We left Florence this morning; and saw the sun rise upon a country so enchantingly beautiful, that I dare not trust myself to description; but I felt it, and still feel it--almost in my heart. The blue cloudless sky, the sun pouring his beams upon a land, which even in this wintry season smiles when others languish--the soft varied character of the scenery, comprising every species of natural beauty--the green slope, the woody hill, the sheltered valley,--the deep dales, into which we could just peep, as the carriage whirled us too rapidly by--the rugged fantastic rocks, cultivated plains, and sparkling rivers, and, beyond all, the chain of the Apennines with light clouds floating across them, or resting in their recesses--all this I saw, and felt, and shall not forget.

I write this at Arezzo, the birth-place of Petrarch, of Redi, of Pignotti, and of that Guido who discovered Counter-point. Whether Arezzo is remarkable for any thing else, I am too sleepy to recollect: and as we depart early to-morrow morning, it would only tantalize me to remember. We arrived here late, by the light of a most resplendent moon. If such is this country in winter, what must it be in summer?

_9th, at Perugia._--All the beauties of natural scenery have been combined with historical associations, to render our journey of to-day most interesting; and with a mind more at ease, nothing has been wanting to render this one of the most delightful days I have spent abroad.

At Cortona, Hannibal slept the night before the battle of Thrasymene. Soon after leaving this town on our left, we came in view of the lake, and the old tower on its banks.
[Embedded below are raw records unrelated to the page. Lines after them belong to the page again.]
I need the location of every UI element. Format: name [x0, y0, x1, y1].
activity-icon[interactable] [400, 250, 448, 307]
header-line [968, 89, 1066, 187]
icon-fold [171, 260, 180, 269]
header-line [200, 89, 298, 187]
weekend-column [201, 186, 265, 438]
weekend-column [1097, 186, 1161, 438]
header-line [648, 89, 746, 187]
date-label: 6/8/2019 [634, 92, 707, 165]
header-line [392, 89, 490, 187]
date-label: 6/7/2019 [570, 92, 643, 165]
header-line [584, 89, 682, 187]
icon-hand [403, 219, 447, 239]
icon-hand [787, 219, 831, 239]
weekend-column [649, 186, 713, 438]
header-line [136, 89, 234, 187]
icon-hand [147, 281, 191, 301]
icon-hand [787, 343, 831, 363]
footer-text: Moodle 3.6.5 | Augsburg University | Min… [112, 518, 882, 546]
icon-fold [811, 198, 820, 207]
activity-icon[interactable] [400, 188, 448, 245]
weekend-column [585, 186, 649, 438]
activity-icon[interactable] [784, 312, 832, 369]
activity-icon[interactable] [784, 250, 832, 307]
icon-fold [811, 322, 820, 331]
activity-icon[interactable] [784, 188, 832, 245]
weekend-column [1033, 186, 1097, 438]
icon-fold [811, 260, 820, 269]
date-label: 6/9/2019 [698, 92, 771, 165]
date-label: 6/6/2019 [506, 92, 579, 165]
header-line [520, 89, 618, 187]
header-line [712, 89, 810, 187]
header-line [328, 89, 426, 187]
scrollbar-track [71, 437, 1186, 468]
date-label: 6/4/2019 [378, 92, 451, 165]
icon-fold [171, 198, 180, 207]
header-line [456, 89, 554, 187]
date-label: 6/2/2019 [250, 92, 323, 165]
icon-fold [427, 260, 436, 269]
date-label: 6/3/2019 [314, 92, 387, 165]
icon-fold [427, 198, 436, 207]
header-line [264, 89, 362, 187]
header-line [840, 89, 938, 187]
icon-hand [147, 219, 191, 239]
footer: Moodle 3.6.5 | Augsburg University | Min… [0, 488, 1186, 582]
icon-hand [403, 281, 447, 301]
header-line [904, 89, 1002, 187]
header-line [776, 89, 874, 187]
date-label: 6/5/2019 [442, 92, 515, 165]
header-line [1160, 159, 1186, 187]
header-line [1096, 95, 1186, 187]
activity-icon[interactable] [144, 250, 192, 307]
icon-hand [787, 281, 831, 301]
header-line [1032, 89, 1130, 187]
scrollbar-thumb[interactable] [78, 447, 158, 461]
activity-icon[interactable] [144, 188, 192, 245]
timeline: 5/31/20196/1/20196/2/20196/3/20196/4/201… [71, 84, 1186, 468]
There is an ancient ruin on a high eminence to the left, which our postilion called the "Forteressa di Annibale il Carthago." Further on, the Gualandra hills seem to circle round the lake; and here was the scene of the battle. The channel of the Sanguinetto, which then ran red with the best blood of Rome and Carthage, was dry when we crossed it--

"And hooting boys might dry-shod pass, And gather pebbles from the naked ford."